What you learn from promoting well established international principles and practices around the world is that the United States, despite being one of the oldest democracies in the world, often fails to live up to them. We know that because we spent decades promoting them around the world.

Sometimes it worked, such as when we helped prop up civil society in Eastern Europe.  More often, it did not, such as when we tried to democratize Somalia from our heavily guarded compounds or eradicate poppy in Afghanistan while disrupting its substance agriculture markets with aid.

Every so often, we would try to test some of the same practices at home, with surprising results. Such as when the US would send its own citizens to join international organizations observing elections abroad and then threaten to arrest observers from the same organizations if they tried to do the same in the US.

But back then international election observation in the US was more of an academic exercise and a learning experience – maybe a foreign policy tool to say that we would accept the observation missions we demanded of others.  It was not intended as a serious effort to help American election organizers, or render a neutral assessment of elections, or to prevent potential violence, as it was abroad. As a mature democracy, we relied on our strong state institutions and checks and balances.

Most of my colleagues and students will remember me sharing my favorite example about how, when the Supreme Court decided the 2000 election, one half of American electorate accepted the decision despite not agreeing with it and “tanks did not roll into the streets,” as my boss at the time put it.
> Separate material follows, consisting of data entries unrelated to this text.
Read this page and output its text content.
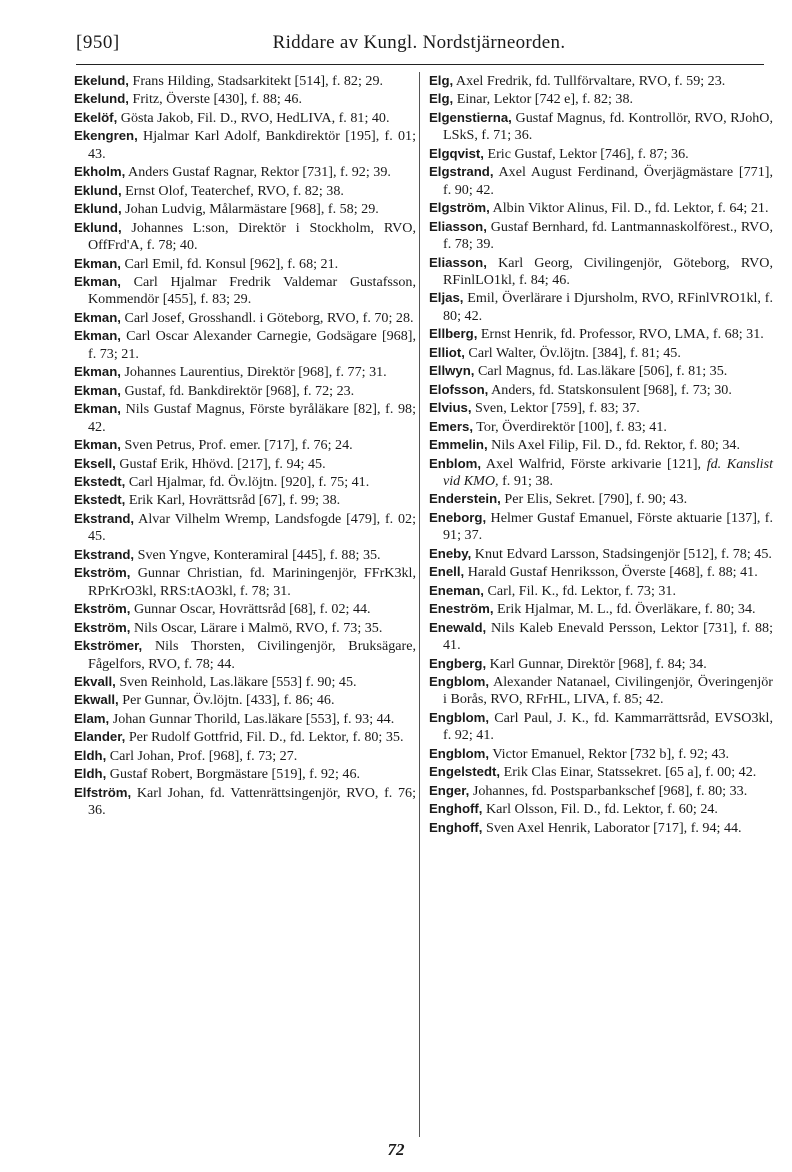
[950]	Riddare av Kungl. Nordstjärneorden.

Ekelund, Frans Hilding, Stadsarkitekt [514], f. 82; 29.

Ekelund, Fritz, Överste [430], f. 88; 46.

Ekelöf, Gösta Jakob, Fil. D., RVO, HedLIVA, f. 81; 40.

Ekengren, Hjalmar Karl Adolf, Bankdirektör [195], f. 01; 43.

Ekholm, Anders Gustaf Ragnar, Rektor [731], f. 92; 39.

Eklund, Ernst Olof, Teaterchef, RVO, f. 82; 38.

Eklund, Johan Ludvig, Målarmästare [968], f. 58; 29.

Eklund, Johannes L:son, Direktör i Stockholm, RVO, OffFrd'A, f. 78; 40.

Ekman, Carl Emil, fd. Konsul [962], f. 68; 21.

Ekman, Carl Hjalmar Fredrik Valdemar Gustafsson, Kommendör [455], f. 83; 29.

Ekman, Carl Josef, Grosshandl. i Göteborg, RVO, f. 70; 28.

Ekman, Carl Oscar Alexander Carnegie, Godsägare [968], f. 73; 21.

Ekman, Johannes Laurentius, Direktör [968], f. 77; 31.

Ekman, Gustaf, fd. Bankdirektör [968], f. 72; 23.

Ekman, Nils Gustaf Magnus, Förste byråläkare [82], f. 98; 42.

Ekman, Sven Petrus, Prof. emer. [717], f. 76; 24.

Eksell, Gustaf Erik, Hhövd. [217], f. 94; 45.

Ekstedt, Carl Hjalmar, fd. Öv.löjtn. [920], f. 75; 41.

Ekstedt, Erik Karl, Hovrättsråd [67], f. 99; 38.

Ekstrand, Alvar Vilhelm Wremp, Landsfogde [479], f. 02; 45.

Ekstrand, Sven Yngve, Konteramiral [445], f. 88; 35.

Ekström, Gunnar Christian, fd. Mariningenjör, FFrK3kl, RPrKrO3kl, RRS:tAO3kl, f. 78; 31.

Ekström, Gunnar Oscar, Hovrättsråd [68], f. 02; 44.

Ekström, Nils Oscar, Lärare i Malmö, RVO, f. 73; 35.

Ekströmer, Nils Thorsten, Civilingenjör, Bruksägare, Fågelfors, RVO, f. 78; 44.

Ekvall, Sven Reinhold, Las.läkare [553] f. 90; 45.

Ekwall, Per Gunnar, Öv.löjtn. [433], f. 86; 46.

Elam, Johan Gunnar Thorild, Las.läkare [553], f. 93; 44.

Elander, Per Rudolf Gottfrid, Fil. D., fd. Lektor, f. 80; 35.

Eldh, Carl Johan, Prof. [968], f. 73; 27.

Eldh, Gustaf Robert, Borgmästare [519], f. 92; 46.

Elfström, Karl Johan, fd. Vattenrättsingenjör, RVO, f. 76; 36.

Elg, Axel Fredrik, fd. Tullförvaltare, RVO, f. 59; 23.

Elg, Einar, Lektor [742 e], f. 82; 38.

Elgenstierna, Gustaf Magnus, fd. Kontrollör, RVO, RJohO, LSkS, f. 71; 36.

Elgqvist, Eric Gustaf, Lektor [746], f. 87; 36.

Elgstrand, Axel August Ferdinand, Överjägmästare [771], f. 90; 42.

Elgström, Albin Viktor Alinus, Fil. D., fd. Lektor, f. 64; 21.

Eliasson, Gustaf Bernhard, fd. Lantmannaskolförest., RVO, f. 78; 39.

Eliasson, Karl Georg, Civilingenjör, Göteborg, RVO, RFinlLO1kl, f. 84; 46.

Eljas, Emil, Överlärare i Djursholm, RVO, RFinlVRO1kl, f. 80; 42.

Ellberg, Ernst Henrik, fd. Professor, RVO, LMA, f. 68; 31.

Elliot, Carl Walter, Öv.löjtn. [384], f. 81; 45.

Ellwyn, Carl Magnus, fd. Las.läkare [506], f. 81; 35.

Elofsson, Anders, fd. Statskonsulent [968], f. 73; 30.

Elvius, Sven, Lektor [759], f. 83; 37.

Emers, Tor, Överdirektör [100], f. 83; 41.

Emmelin, Nils Axel Filip, Fil. D., fd. Rektor, f. 80; 34.

Enblom, Axel Walfrid, Förste arkivarie [121], fd. Kanslist vid KMO, f. 91; 38.

Enderstein, Per Elis, Sekret. [790], f. 90; 43.

Eneborg, Helmer Gustaf Emanuel, Förste aktuarie [137], f. 91; 37.

Eneby, Knut Edvard Larsson, Stadsingenjör [512], f. 78; 45.

Enell, Harald Gustaf Henriksson, Överste [468], f. 88; 41.

Eneman, Carl, Fil. K., fd. Lektor, f. 73; 31.

Eneström, Erik Hjalmar, M. L., fd. Överläkare, f. 80; 34.

Enewald, Nils Kaleb Enevald Persson, Lektor [731], f. 88; 41.

Engberg, Karl Gunnar, Direktör [968], f. 84; 34.

Engblom, Alexander Natanael, Civilingenjör, Överingenjör i Borås, RVO, RFrHL, LIVA, f. 85; 42.

Engblom, Carl Paul, J. K., fd. Kammarrättsråd, EVSO3kl, f. 92; 41.

Engblom, Victor Emanuel, Rektor [732 b], f. 92; 43.

Engelstedt, Erik Clas Einar, Statssekret. [65 a], f. 00; 42.

Enger, Johannes, fd. Postsparbankschef [968], f. 80; 33.

Enghoff, Karl Olsson, Fil. D., fd. Lektor, f. 60; 24.

Enghoff, Sven Axel Henrik, Laborator [717], f. 94; 44.

72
Twenty years later, I tried to argue again that another institution, the police, again played a key role in preventing the violence from escalating in January 2021, which may not have happened in less developed democracies. That argument was less well received as people became truly concerned about developments in the US, but it was true that state institutions held, however tenuously.

That now seems like lazy overconfidence.  As our civic space has closed and democracy deteriorated also in the United States, finding a way to rediscover our civic culture and apply international principles and practices becomes urgent at home.

This is why a group of us launched Civic Hub US -- to promote awareness and application of some of the best international practices in democracy around the world domestically, and more specifically, to generate civic interest and action as an alternative to highly polarized politics.

We are launching this blog to discuss some of those democracy buff ideas and get your thoughts. Many of us have already been let go, with our industry all but shut down. This provides fertile ground for a very honest discussion about how things worked, what we could have done differently, and how we should have paid more attention to such stuff at home. We start with four main topics.

In Democracy in America we discuss international democratic principles and practices as applied, or not, in the US. Want to know more about those international observer arrests (which started much before the first Trump Administration)? Stay with us and check it out in the coming days.

In How USAID Should Have Been Reformed we will collect ideas about what we would have changed at USAID before abruptly shutting it down. As we gather stories and substantive ideas for reform from thousands of closed projects, we also discuss them on our blog in very simple and open terms. We all know that there was a lot to fix, and we should not allow our sadness and defensiveness about the chaotic last few months to get in the way of thinking through what we got wrong and right.  We may occasionally entertain you by asking you to help us translate some of the phrases we used that an ordinary person, or even our local partners or a development professional without specific USAID experience would have found hard to understand.

In From the Ailing Heart of Democracy we share what’s happening in DC, where most of us are based. Outside the mainstream media, we hope to provide you with a direct glimpse of how neighborhoods are reacting and check in from DC events, which includes protests these days.

And we may occasionally share an interesting idea related to our more technical work that we can’t let go, such as continuing to support adaptation of Voting Technologies and other ways for improving the organization of elections in the US and around the world.